Executives at Toronto-based BBM Canada, a broadcast industry group, who say they launched a court proceeding against RIM after attempts to negotiate failed, are pointing to the BBX ruling as they prepare for their Jan. 11 hearing.
“We want our name back,” said Jim MacLeod, president and chief executive officer of BBM Canada. “I find it kind of amazing that this wouldn’t have been thought about before they decided to use the name. The same thing goes for BBX.”
The lawsuit has the potential to endanger the branding around one of RIM’s most valuable products – the instant messaging service is popular with text-crazy teenagers, adults and millions of consumers in emerging markets who use it to circumnavigate costly texting fees charged by wireless carriers.
The service has been a core piece of RIM’s brand, and is a linchpin of the company’s global expansion. In 2010, it began an aggressive advertising campaign that referred to BlackBerry Messenger only as BBM.
Since 1944, an industry group of broadcasters, advertisers and ad agencies has operated as the Bureau of Broadcast Management, a name later changed to BBM Bureau of Measurement and then BBM Canada. The group uses bbm.ca as its website and for its e-mail addresses, has used the letter combination BBM in its logo for more than six decades and owns the trademarks in both the U.S. and Canada. It collects data on the television and radio industries – used by Statistics Canada and the Canadian Radio-television and Telecommunications Commission – by calling about 250,000 Canadians each year.
In 2010, when RIM began the BBM-focused advertising campaign, the company applied for a “BBM” trademark, but was advised by the Canadian Intellectual Property Office, in a letter dated Feb. 24, 2010, that the trademark “was not registerable,” according to court documents.
Mr. MacLeod said he first saw the BBM advertisements when he threw back hotel curtains in New York City and saw a building-sized ad gleaming across Times Square. Soon after, BBM Canada said its own employees started being mistaken for RIM employees, and that people began phoning its subsidiary company – BBM Analytics Inc. – for client support related to RIM’s messenger service.
The executive said he is well aware that RIM is massive compared to his own relatively unknown organization, and that it would be easier for BBM Canada to rebrand itself than for RIM to rebrand a fast-growing service with tens of millions of users. Mr. MacLeod said he offered to rebrand BBM Canada, if RIM covered the costs, but says he received no answer. A request for a meeting with one of RIM’s chief executives was similarly unsuccessful.
After reaching out to RIM and getting nowhere, Mr. MacLeod said BBM Canada was forced to file a lawsuit alleging trademark infringement, which it did on Aug. 12, 2010. The industry group is seeking an injunction stopping RIM and its employees from using the term BBM, as well as damages for infringement and punitive damages.
A RIM spokesperson said the company doesn’t comment on pending litigation.
The BBX and BBM cases are not related, but one source close to RIM said the company’s legal department advised top executives that BBX was trademarked and that the company should pursue a different name.
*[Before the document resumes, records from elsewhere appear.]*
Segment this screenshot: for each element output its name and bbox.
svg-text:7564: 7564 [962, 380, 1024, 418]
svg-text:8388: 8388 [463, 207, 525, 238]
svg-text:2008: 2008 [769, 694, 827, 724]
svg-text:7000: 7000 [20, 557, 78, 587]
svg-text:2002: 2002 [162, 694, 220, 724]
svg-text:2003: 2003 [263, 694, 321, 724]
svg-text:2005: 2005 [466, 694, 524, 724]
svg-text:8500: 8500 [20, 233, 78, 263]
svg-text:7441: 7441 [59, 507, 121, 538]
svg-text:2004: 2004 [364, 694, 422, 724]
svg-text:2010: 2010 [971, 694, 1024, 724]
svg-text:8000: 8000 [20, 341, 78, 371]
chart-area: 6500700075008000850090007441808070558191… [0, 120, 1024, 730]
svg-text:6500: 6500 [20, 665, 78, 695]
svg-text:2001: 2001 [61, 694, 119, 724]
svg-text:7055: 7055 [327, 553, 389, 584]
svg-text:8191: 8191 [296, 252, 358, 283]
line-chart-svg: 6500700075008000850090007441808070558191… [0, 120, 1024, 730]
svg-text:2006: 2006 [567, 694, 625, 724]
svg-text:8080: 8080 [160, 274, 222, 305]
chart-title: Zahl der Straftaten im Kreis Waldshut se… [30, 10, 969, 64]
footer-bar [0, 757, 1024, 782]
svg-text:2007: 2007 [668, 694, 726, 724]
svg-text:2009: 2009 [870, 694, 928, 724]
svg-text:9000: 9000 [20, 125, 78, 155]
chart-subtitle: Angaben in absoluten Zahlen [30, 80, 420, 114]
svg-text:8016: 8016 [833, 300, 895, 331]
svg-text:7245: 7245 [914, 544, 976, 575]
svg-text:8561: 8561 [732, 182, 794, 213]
The decision to disregard that advice, the source added, would almost certainly have had to come from one of RIM’s top executives.
“We don’t want to pile on the troubles of RIM – this predates RIM’s troubles – but from our point of view, this is a very serious situation,” Mr. MacLeod said. “If the big guy who can throw the most money at it can take your trademark, why do you even have trademark law?”